I always wanted to be a writer. I’d been studying my whole life as a reader, but it wasn’t enough. There are many more readers than writers out there. I needed to do more so I began to read about writing, took a short course, listened to podcasts. I bombard myself with writing knowledge but learning only the theory of the craft would take me so far. Sitting down and writing, not once, not occasionally, but every single day took me into the realm of artist where I gained the invaluable practical knowledge.
Writing and showing up each day to write is when my craft grew exponentially. The snippets of information I had gleamed in my initial studies would pop into my head and they began to shape my art. I tried techniques suggested, those that worked stayed and those that didn’t were filled away as do not use. As I continued on, through the days I longed to sit at my desk and write and those days when I didn’t want to, but did anyway (and those days always produced the best work and left me feeling glad I showed up) I realised that the biggest teacher of all was the art itself. I had proven myself a willing student, had managed to close the door on those swirling voices telling me I was not good enough, that I was wasting my time, that it was all a load of crap. I pushed through and kept going and then, the art began to teach me.
The creativity, which was so sparse I question if it was even there in the beginning, began to grow. It grew to the point where I entered the magical state of flow. I would sit for hours, churning out material and unaware of the time that had passed. But it wasn’t just at my desk. I would be in the shower early in the morning and run out, dripping water all over the floor, reaching for pen and paper to scribble down the idea that burst into my head; the next storyline or conversation or character development. Those came to me at the most unusual times but they were the diamonds and I was not going to miss a single one.
Beginning was the most difficult part of all. Continuing on was tough, but as I continued there was a spark that lit up and soon enough burned into a raging fire that would not let me stop. The idea has caught me and it was not letting go until the job was done. Yet that burning passion came later. All I had in the beginning was one thought. Enough of this wanting to be a writer, they only way it’s going to happen is to stop wishing and start doing. That was all I had. I sat down and I typed. The next day I sat down and I typed and the day after that and so on. I didn’t even know what the story was in these early days. I had a vague idea of something with no idea of an ending or even a middle and I went along. Once I’d proven my commitment, the muse showed up and guided me along the way, taking my story into places I would never have conceived at the start.

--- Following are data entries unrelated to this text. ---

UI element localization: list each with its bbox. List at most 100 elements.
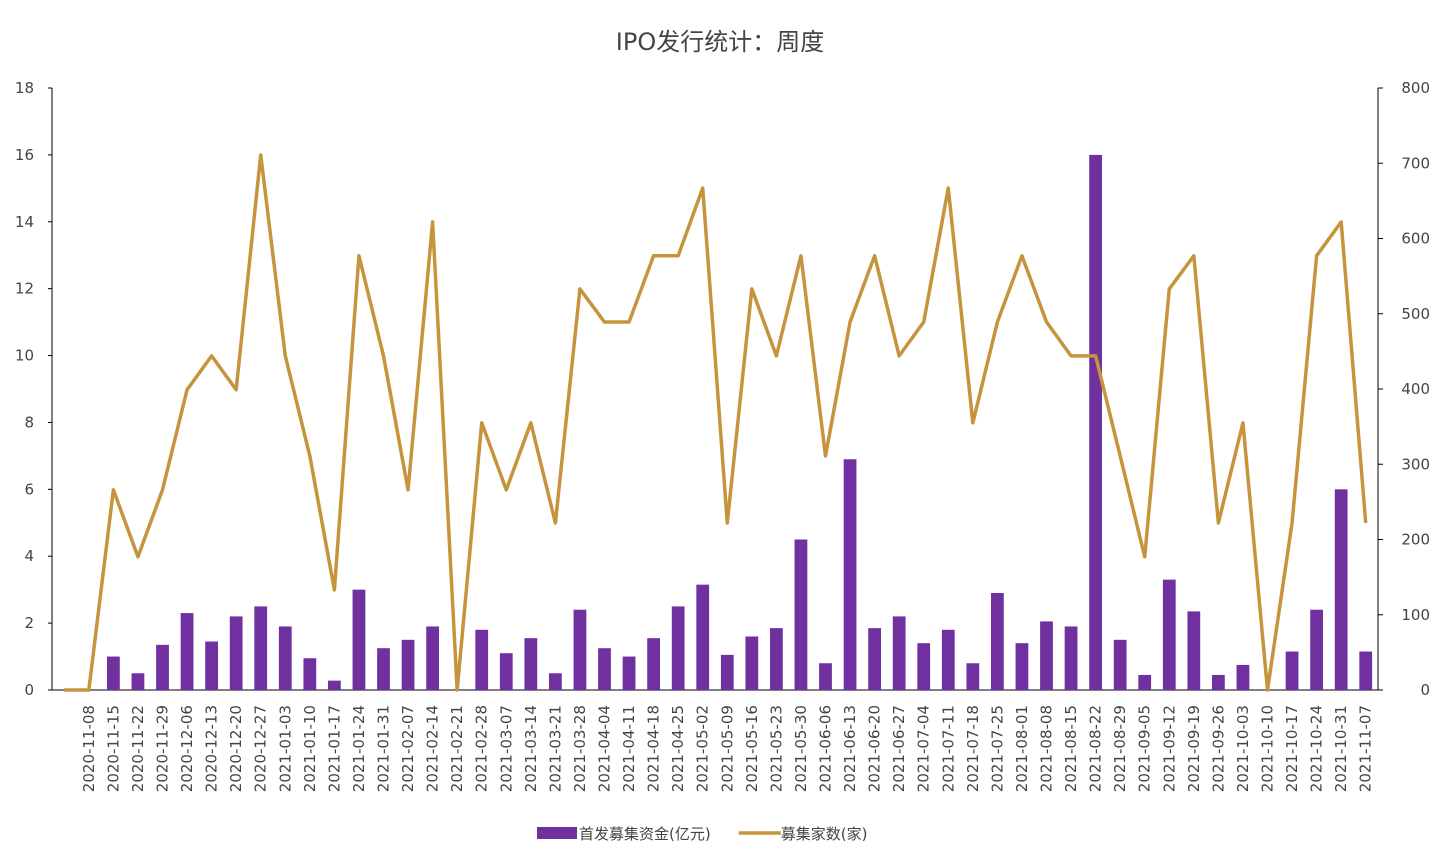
bar <box>598 648 611 690</box>
x-tick-label: 2021-02-14 <box>424 705 442 792</box>
x-tick-label: 2021-10-03 <box>1234 705 1252 792</box>
bar <box>377 648 390 690</box>
bar <box>254 606 268 690</box>
y-tick-label: 2 <box>24 614 34 632</box>
bar <box>991 593 1004 690</box>
y2-tick-label: 700 <box>1401 154 1430 172</box>
bar <box>131 673 145 690</box>
bar <box>328 680 341 690</box>
bar <box>426 626 439 690</box>
x-tick-label: 2021-03-07 <box>497 705 515 792</box>
bar <box>401 639 415 690</box>
bar <box>1285 651 1299 690</box>
y2-tick-label: 0 <box>1420 681 1430 699</box>
x-tick-label: 2021-05-09 <box>718 705 736 792</box>
x-tick-label: 2021-10-31 <box>1332 705 1350 792</box>
bar <box>1334 489 1348 690</box>
bar <box>696 584 710 690</box>
bar <box>156 644 169 690</box>
x-tick-label: 2021-07-04 <box>915 705 933 792</box>
x-tick-label: 2021-08-22 <box>1087 705 1105 792</box>
y-tick-label: 0 <box>24 681 34 699</box>
x-tick-label: 2021-07-18 <box>964 705 982 792</box>
y2-tick-label: 200 <box>1401 531 1430 549</box>
y-tick-label: 4 <box>24 547 34 565</box>
bar <box>1236 664 1250 690</box>
x-tick-label: 2020-11-29 <box>154 705 172 792</box>
x-tick-label: 2021-08-15 <box>1062 705 1080 792</box>
x-tick-label: 2021-07-25 <box>988 705 1006 792</box>
x-tick-label: 2021-03-28 <box>571 705 589 792</box>
x-tick-label: 2021-06-13 <box>841 705 859 792</box>
bar <box>1212 674 1225 690</box>
x-tick-label: 2020-12-27 <box>252 705 270 792</box>
y2-tick-label: 400 <box>1401 380 1430 398</box>
x-tick-label: 2021-01-03 <box>276 705 294 792</box>
x-tick-label: 2021-03-21 <box>546 705 564 792</box>
y-tick-label: 18 <box>15 79 34 97</box>
legend-swatch <box>537 827 577 839</box>
x-tick-label: 2021-03-14 <box>522 705 540 792</box>
bar <box>819 663 832 690</box>
bar <box>499 653 513 690</box>
x-tick-label: 2021-09-19 <box>1185 705 1203 792</box>
bar <box>671 606 685 690</box>
x-tick-label: 2021-02-07 <box>399 705 417 792</box>
bar <box>966 663 980 690</box>
x-tick-label: 2021-11-07 <box>1357 705 1375 792</box>
x-tick-label: 2021-01-10 <box>301 705 319 792</box>
x-tick-label: 2021-01-17 <box>325 705 343 792</box>
x-tick-label: 2021-08-08 <box>1038 705 1056 792</box>
x-tick-label: 2021-04-04 <box>596 705 614 792</box>
x-tick-label: 2021-10-24 <box>1308 705 1326 792</box>
bar <box>941 629 955 690</box>
x-tick-label: 2020-12-13 <box>203 705 221 792</box>
bar <box>1162 579 1176 690</box>
x-tick-label: 2021-09-05 <box>1136 705 1154 792</box>
bar <box>352 589 366 690</box>
bar <box>1015 643 1029 690</box>
x-tick-label: 2021-04-25 <box>669 705 687 792</box>
bar <box>647 638 660 690</box>
bar <box>917 643 931 690</box>
bar <box>475 629 489 690</box>
y-tick-label: 6 <box>24 480 34 498</box>
x-tick-label: 2020-11-08 <box>80 705 98 792</box>
bar <box>843 459 857 690</box>
chart-title: IPO发行统计：周度 <box>616 28 824 56</box>
x-tick-label: 2021-01-31 <box>375 705 393 792</box>
x-tick-label: 2020-12-20 <box>227 705 245 792</box>
x-tick-label: 2021-10-10 <box>1259 705 1277 792</box>
x-tick-label: 2021-02-28 <box>473 705 491 792</box>
bar <box>180 613 194 690</box>
y2-tick-label: 100 <box>1401 606 1430 624</box>
y2-tick-label: 600 <box>1401 230 1430 248</box>
bar <box>205 641 218 690</box>
y2-tick-label: 300 <box>1401 455 1430 473</box>
bar <box>868 628 881 690</box>
x-tick-label: 2021-09-26 <box>1209 705 1227 792</box>
y2-tick-label: 500 <box>1401 305 1430 323</box>
bar <box>107 656 120 690</box>
bar <box>1089 154 1102 690</box>
y-tick-label: 12 <box>15 280 34 298</box>
x-tick-label: 2020-11-22 <box>129 705 147 792</box>
x-tick-label: 2020-12-06 <box>178 705 196 792</box>
bar <box>892 616 906 690</box>
x-tick-label: 2021-06-20 <box>866 705 884 792</box>
x-tick-label: 2021-06-27 <box>890 705 908 792</box>
x-tick-label: 2021-04-18 <box>645 705 663 792</box>
x-tick-label: 2021-05-23 <box>767 705 785 792</box>
bar <box>770 628 783 690</box>
x-tick-label: 2021-04-11 <box>620 705 638 792</box>
x-tick-label: 2021-05-02 <box>694 705 712 792</box>
bar <box>1113 639 1127 690</box>
bar <box>794 539 808 690</box>
x-tick-label: 2021-10-17 <box>1283 705 1301 792</box>
x-tick-label: 2021-08-01 <box>1013 705 1031 792</box>
bar <box>1138 674 1152 690</box>
legend-label: 首发募集资金(亿元) <box>579 825 711 843</box>
bar <box>524 638 538 690</box>
bar <box>303 658 317 690</box>
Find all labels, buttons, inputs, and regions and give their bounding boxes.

I continued to study. Reading, listening, talking with others. The study was much easier now that I had the ability to apply it to something. Then came that moment where I reached the end. The manuscript was finished. I rested it (just one of the thousands on invaluable tips I had gained) and came back to it. Yes it was in need of an enormous amount of work, but I knew I had tapped into something. The passion was burning and it fuels me still, to keep going. Because I am an artist now, a professional, I know my craft inside out and I know the standard I want to achieve and I am working on that standard each day. Like all good things worth accomplishing, it is taking longer than I ever anticipated, but I know it is worth every amount of energy I put into it. I know I am crafting my masterpiece that I will be proud to attach my name to. There will be others after it, however, like the first time of anything, there will always be something special about this one, the piece that taught me how to be a writer.